3D compass on the cheap

In Same, between the storms, we unearthed and further developed an old magnetism activity, now doable with only a pair of ring or disk magnets, a thread, and a pair of chair legs.

Magnet on a string: instant compass

A magnet free to turn will align itself with the earth’s magnetic field.  This phenomenal phenomenon was first shown to me outside a compass case by my mentor professor in year three studying physics at university. I was amazed and distraught: my past teachers had failed me.  Something so simple, so fundamental, yet my teachers had never thought it worth conveying.
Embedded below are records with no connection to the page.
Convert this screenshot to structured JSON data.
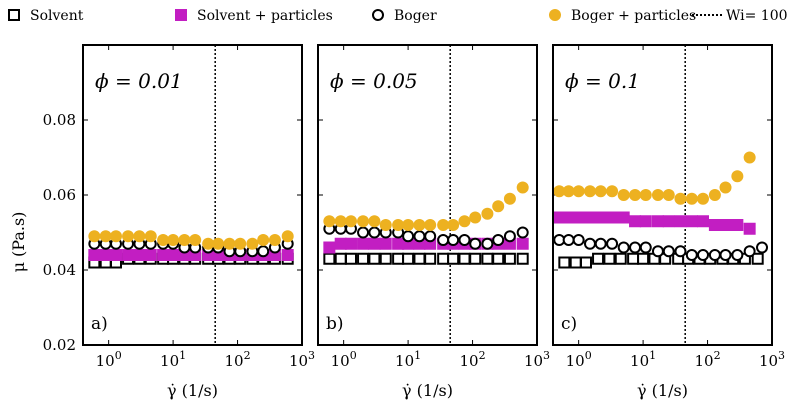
{
  "legend": [
    {
      "name": "Solvent",
      "marker": "square-open",
      "color": "#000000"
    },
    {
      "name": "Solvent + particles",
      "marker": "square-filled",
      "color": "#c21ec2"
    },
    {
      "name": "Boger",
      "marker": "circle-open",
      "color": "#000000"
    },
    {
      "name": "Boger + particles",
      "marker": "circle-filled",
      "color": "#edb120"
    },
    {
      "name": "Wi= 100",
      "marker": "dotted-line",
      "color": "#000000"
    }
  ],
  "chart_data": [
    {
      "type": "scatter",
      "panel_label": "a)",
      "annotation": "ϕ = 0.01",
      "xlabel": "γ̇ (1/s)",
      "ylabel": "μ (Pa.s)",
      "xscale": "log",
      "xlim": [
        0.4,
        1000
      ],
      "ylim": [
        0.02,
        0.1
      ],
      "yticks": [
        0.02,
        0.04,
        0.06,
        0.08
      ],
      "xticks": [
        1,
        10,
        100,
        1000
      ],
      "vline": {
        "label": "Wi= 100",
        "x": 45
      },
      "series": [
        {
          "name": "Solvent",
          "x": [
            0.6,
            0.9,
            1.3,
            2,
            3,
            4.5,
            7,
            10,
            15,
            22,
            35,
            50,
            75,
            110,
            170,
            250,
            380,
            600
          ],
          "y": [
            0.042,
            0.042,
            0.042,
            0.043,
            0.043,
            0.043,
            0.043,
            0.043,
            0.043,
            0.043,
            0.043,
            0.043,
            0.043,
            0.043,
            0.043,
            0.043,
            0.043,
            0.043
          ]
        },
        {
          "name": "Solvent + particles",
          "x": [
            0.6,
            0.9,
            1.3,
            2,
            3,
            4.5,
            7,
            10,
            15,
            22,
            35,
            50,
            75,
            110,
            170,
            250,
            380,
            600
          ],
          "y": [
            0.044,
            0.044,
            0.044,
            0.044,
            0.044,
            0.044,
            0.044,
            0.044,
            0.044,
            0.044,
            0.044,
            0.044,
            0.044,
            0.044,
            0.044,
            0.044,
            0.044,
            0.044
          ]
        },
        {
          "name": "Boger",
          "x": [
            0.6,
            0.9,
            1.3,
            2,
            3,
            4.5,
            7,
            10,
            15,
            22,
            35,
            50,
            75,
            110,
            170,
            250,
            380,
            600
          ],
          "y": [
            0.047,
            0.047,
            0.047,
            0.047,
            0.047,
            0.047,
            0.047,
            0.047,
            0.046,
            0.046,
            0.046,
            0.046,
            0.045,
            0.045,
            0.045,
            0.045,
            0.046,
            0.047
          ]
        },
        {
          "name": "Boger + particles",
          "x": [
            0.6,
            0.9,
            1.3,
            2,
            3,
            4.5,
            7,
            10,
            15,
            22,
            35,
            50,
            75,
            110,
            170,
            250,
            380,
            600
          ],
          "y": [
            0.049,
            0.049,
            0.049,
            0.049,
            0.049,
            0.049,
            0.048,
            0.048,
            0.048,
            0.048,
            0.047,
            0.047,
            0.047,
            0.047,
            0.047,
            0.048,
            0.048,
            0.049
          ]
        }
      ]
    },
    {
      "type": "scatter",
      "panel_label": "b)",
      "annotation": "ϕ = 0.05",
      "xlabel": "γ̇ (1/s)",
      "xscale": "log",
      "xlim": [
        0.4,
        1000
      ],
      "ylim": [
        0.02,
        0.1
      ],
      "xticks": [
        1,
        10,
        100,
        1000
      ],
      "vline": {
        "label": "Wi= 100",
        "x": 45
      },
      "series": [
        {
          "name": "Solvent",
          "x": [
            0.6,
            0.9,
            1.3,
            2,
            3,
            4.5,
            7,
            10,
            15,
            22,
            35,
            50,
            75,
            110,
            170,
            250,
            380,
            600
          ],
          "y": [
            0.043,
            0.043,
            0.043,
            0.043,
            0.043,
            0.043,
            0.043,
            0.043,
            0.043,
            0.043,
            0.043,
            0.043,
            0.043,
            0.043,
            0.043,
            0.043,
            0.043,
            0.043
          ]
        },
        {
          "name": "Solvent + particles",
          "x": [
            0.6,
            0.9,
            1.3,
            2,
            3,
            4.5,
            7,
            10,
            15,
            22,
            35,
            50,
            75,
            110,
            170,
            250,
            380,
            600
          ],
          "y": [
            0.046,
            0.047,
            0.047,
            0.047,
            0.047,
            0.047,
            0.047,
            0.047,
            0.047,
            0.047,
            0.047,
            0.047,
            0.047,
            0.047,
            0.047,
            0.047,
            0.047,
            0.047
          ]
        },
        {
          "name": "Boger",
          "x": [
            0.6,
            0.9,
            1.3,
            2,
            3,
            4.5,
            7,
            10,
            15,
            22,
            35,
            50,
            75,
            110,
            170,
            250,
            380,
            600
          ],
          "y": [
            0.051,
            0.051,
            0.051,
            0.05,
            0.05,
            0.05,
            0.05,
            0.049,
            0.049,
            0.049,
            0.048,
            0.048,
            0.048,
            0.047,
            0.047,
            0.048,
            0.049,
            0.05
          ]
        },
        {
          "name": "Boger + particles",
          "x": [
            0.6,
            0.9,
            1.3,
            2,
            3,
            4.5,
            7,
            10,
            15,
            22,
            35,
            50,
            75,
            110,
            170,
            250,
            380,
            600
          ],
          "y": [
            0.053,
            0.053,
            0.053,
            0.053,
            0.053,
            0.052,
            0.052,
            0.052,
            0.052,
            0.052,
            0.052,
            0.052,
            0.053,
            0.054,
            0.055,
            0.057,
            0.059,
            0.062
          ]
        }
      ]
    },
    {
      "type": "scatter",
      "panel_label": "c)",
      "annotation": "ϕ = 0.1",
      "xlabel": "γ̇ (1/s)",
      "xscale": "log",
      "xlim": [
        0.4,
        1000
      ],
      "ylim": [
        0.02,
        0.1
      ],
      "xticks": [
        1,
        10,
        100,
        1000
      ],
      "vline": {
        "label": "Wi= 100",
        "x": 45
      },
      "series": [
        {
          "name": "Solvent",
          "x": [
            0.6,
            0.9,
            1.3,
            2,
            3,
            4.5,
            7,
            10,
            15,
            22,
            35,
            50,
            75,
            110,
            170,
            250,
            380,
            600
          ],
          "y": [
            0.042,
            0.042,
            0.042,
            0.043,
            0.043,
            0.043,
            0.043,
            0.043,
            0.043,
            0.043,
            0.043,
            0.043,
            0.043,
            0.043,
            0.043,
            0.043,
            0.043,
            0.043
          ]
        },
        {
          "name": "Solvent + particles",
          "x": [
            0.5,
            0.7,
            1,
            1.5,
            2.2,
            3.3,
            5,
            7.5,
            11,
            17,
            25,
            38,
            57,
            85,
            130,
            190,
            290,
            450
          ],
          "y": [
            0.054,
            0.054,
            0.054,
            0.054,
            0.054,
            0.054,
            0.054,
            0.053,
            0.053,
            0.053,
            0.053,
            0.053,
            0.053,
            0.053,
            0.052,
            0.052,
            0.052,
            0.051
          ]
        },
        {
          "name": "Boger",
          "x": [
            0.5,
            0.7,
            1,
            1.5,
            2.2,
            3.3,
            5,
            7.5,
            11,
            17,
            25,
            38,
            57,
            85,
            130,
            190,
            290,
            450,
            700
          ],
          "y": [
            0.048,
            0.048,
            0.048,
            0.047,
            0.047,
            0.047,
            0.046,
            0.046,
            0.046,
            0.045,
            0.045,
            0.045,
            0.044,
            0.044,
            0.044,
            0.044,
            0.044,
            0.045,
            0.046
          ]
        },
        {
          "name": "Boger + particles",
          "x": [
            0.5,
            0.7,
            1,
            1.5,
            2.2,
            3.3,
            5,
            7.5,
            11,
            17,
            25,
            38,
            57,
            85,
            130,
            190,
            290,
            450
          ],
          "y": [
            0.061,
            0.061,
            0.061,
            0.061,
            0.061,
            0.061,
            0.06,
            0.06,
            0.06,
            0.06,
            0.06,
            0.059,
            0.059,
            0.059,
            0.06,
            0.062,
            0.065,
            0.07
          ]
        }
      ]
    }
  ]
}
I, a physics student, was left thinking there was something special and mysterious going on inside a compass.

To see this effect, you can float a cork skewered through with a magnetized needle in a bowl of water, as seen in many a science books from the 50s, but you can also just hang a magnet by a thread, stripping away any pretense of complexity.  It swings to rest in one position, and more importantly, will not stay in any other position.


Creep another magnet up underneath it and you’ll find you have full control of the hanging one, turning it forth and back with the flick of the one in your hand.  This shows a magnetic force field, that is, force over a distance without direct contact, normally the stuff of sci-fi or mystical levels of martial arts.


Take the other magnet away and the hanging one comes back peacefully to point north again, aligned with biggest field around, that is, the one from the earth.

What I learned much later is that the effect is not just two dimensional, north-south and east-west.  Rather, the earth’s field, like all magnetic fields, bursts like a bouquet of flowers out of one pole, and each stem gracefully bending around to stab back into the earth at the other pole.  Thus every place on earth has an up-and-down component to the field.

You can purchase the commercial version of this consisting of a tiny magnet on a gimbal. This is very nice and can be used to explore the shape of a field near a larger magnet.  But with just a thread and two magnets, you can isolate and explore the three dimensions of your local earth’s magnetic field.  Here near the equator, we’ve got little vertical component, but  with this arrangement, we were able to see it, we think.

  • First you need two ceramic ring magnets.  I think strong and small works better.
  • Stretch a thread between the legs of a chair, or anything that you can move around, like the mouth of a bucket or a sturdy box.
  • With the thread in the vertical position, sandwich it between the two magnets.  Mark the north side of the magnet pair, and note the north-south direction. (These ceramic magnets generally have the poles on the faces.)


  • Now tilt the chair so that the thread is horizontal, pointing exactly north-south.  Tweak the magnets on the thread until they are suspended exactly horizontally.


  • Finally, tilt the chair 90 degrees the other way so the thread is still horizontal, pointing exactly east-west.  Balanced and supported near their center of mass, the magnets should tilt at the angle of the local magnetic field.


Above 40 degrees latitude, a significant tilt should be apparent, north pole down in the northern hemisphere, south pole down in the southern. (Don’t forget that snarl of history and linguistics, that the north geographic pole of the earth holds a south magnetic pole.) Near the equator, the magnets will rotate to hang nearly vertical.

To confirm, turn the entire arrangement 180 degrees. If your setup is good enough, you should see the same angle.

Now close your eyes and imagine it was 2000 years ago, you had just found these interesting rocks that stick to each other, and when you dangle one from a string, it always points the same away. What in the world could be going on here?